Where the value of follow_robot_txt is:

  • never Never follow. Default.
  • sometimes Follow some links. See httrack documentation for more info.
  • always Follow even more.
  • even strict Follow even strictly disallowed links.

Other options

You can control the archive further with the following options:

webarchiver_sites:
  - site: "https://example.com"
    dest: "/public/example.com"
    extra_log: yes
    single_log: yes
    disable_security_limits: yes
    update: yes
    max_transfer_rate: 0
    max_links: 500000
    include_near_files: yes

Where:

  • extra_log Write extra information to the log. Optional, defaults to yes.
  • single_log Write to a single log file per archive. Optional, defaults to yes.
  • disable_security_limits Bypass internal limits on bandwidth abuse. Optional, defaults to yes.
  • update Update the existing archive if it was previously taken. Optional, defaults to yes.
  • max_transfer_rate The maximum transfer rate in bytes/sec. Optional, defaults to no limit.

Using this image

You can run this image in several ways. First, create website-archiver.yml using the website-archiver.yml.example file as a template.

To run using docker:

docker run -it \
  --volume `pwd`/public:/public  \
  --volume `pwd`/website-archiver.yml://config/httrack/website-archiver.yml
  ten7/website-archiver

Or, to use the included docker-compose.yml file:

docker-compose run httrack

Debugging

This container uses Ansible to perform start-up tasks. To get even more verbose output from the start up scripts, set the ANSIBLE_VERBOSITY environment variable to 4.

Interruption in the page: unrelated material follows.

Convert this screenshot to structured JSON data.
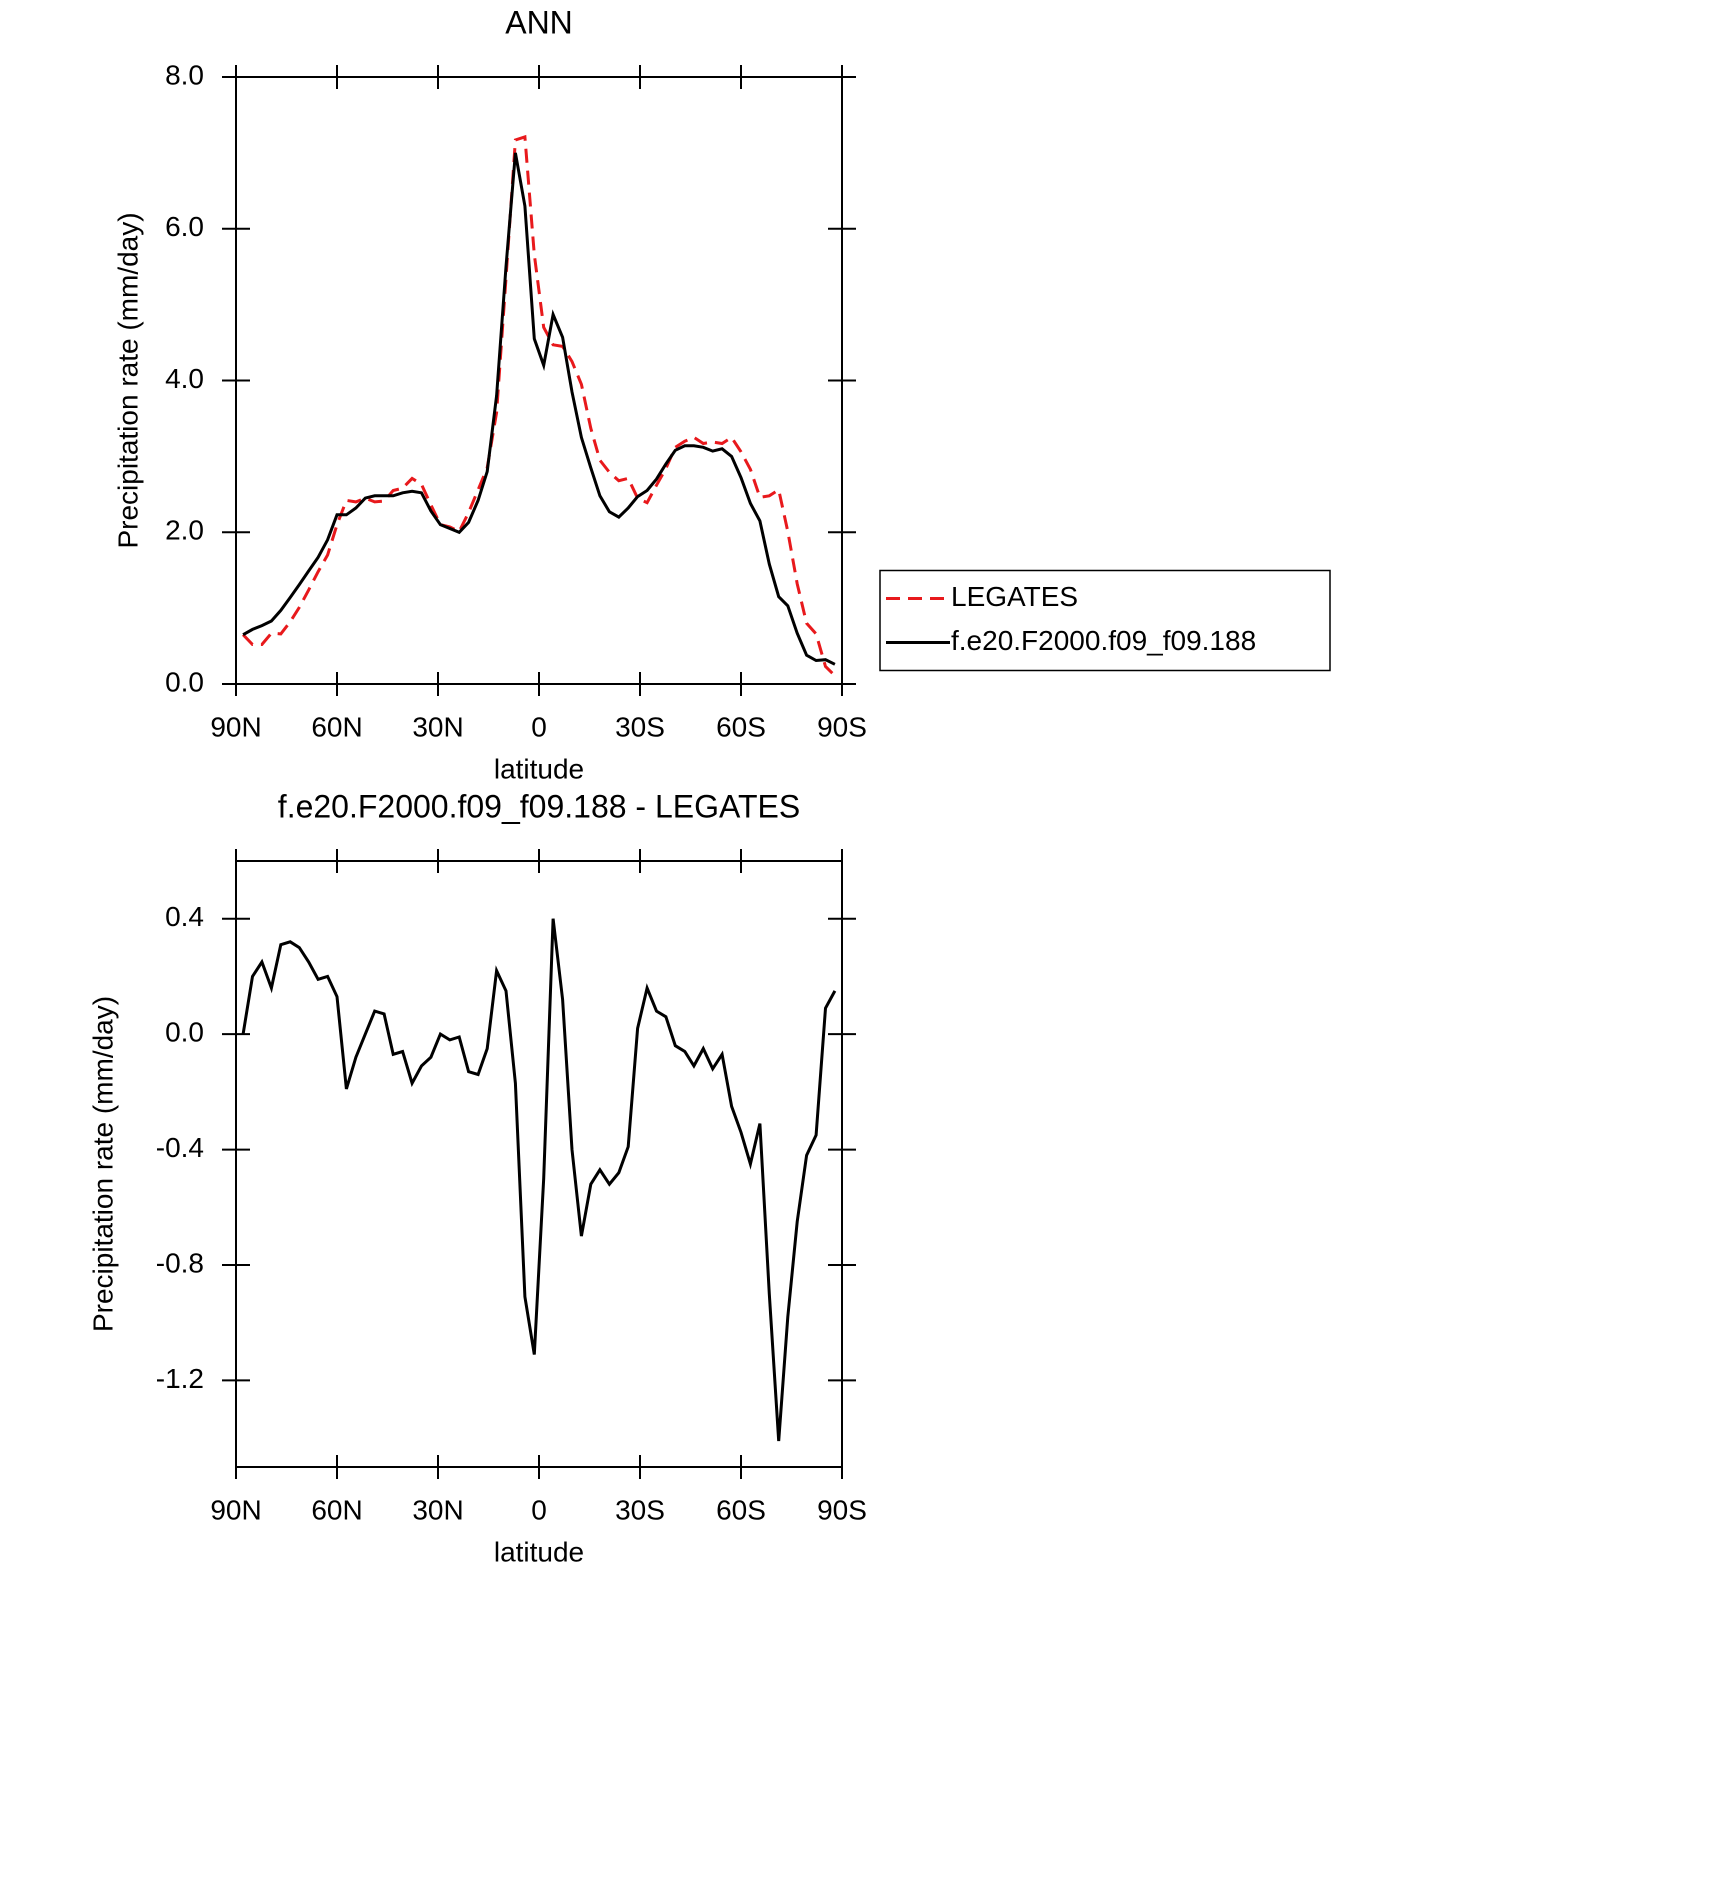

If the container will not start due to a failure of the entrypoint, set the WEBARCHIVER_SKIP_ENTRYPOINT environment variable to true or 1, then restart the container.

Hosting a pages site on Gitlab

There is an example .gitlab-ci.yml file named .gitlab-ci.yml.example that can be used to host a site archived into the default /public folder using Gitlab Pages. Simply copy the file and push your repo to Gitlab and you'll be set.

License

Website Archiver is licensed under GPLv3. See LICENSE for the complete language.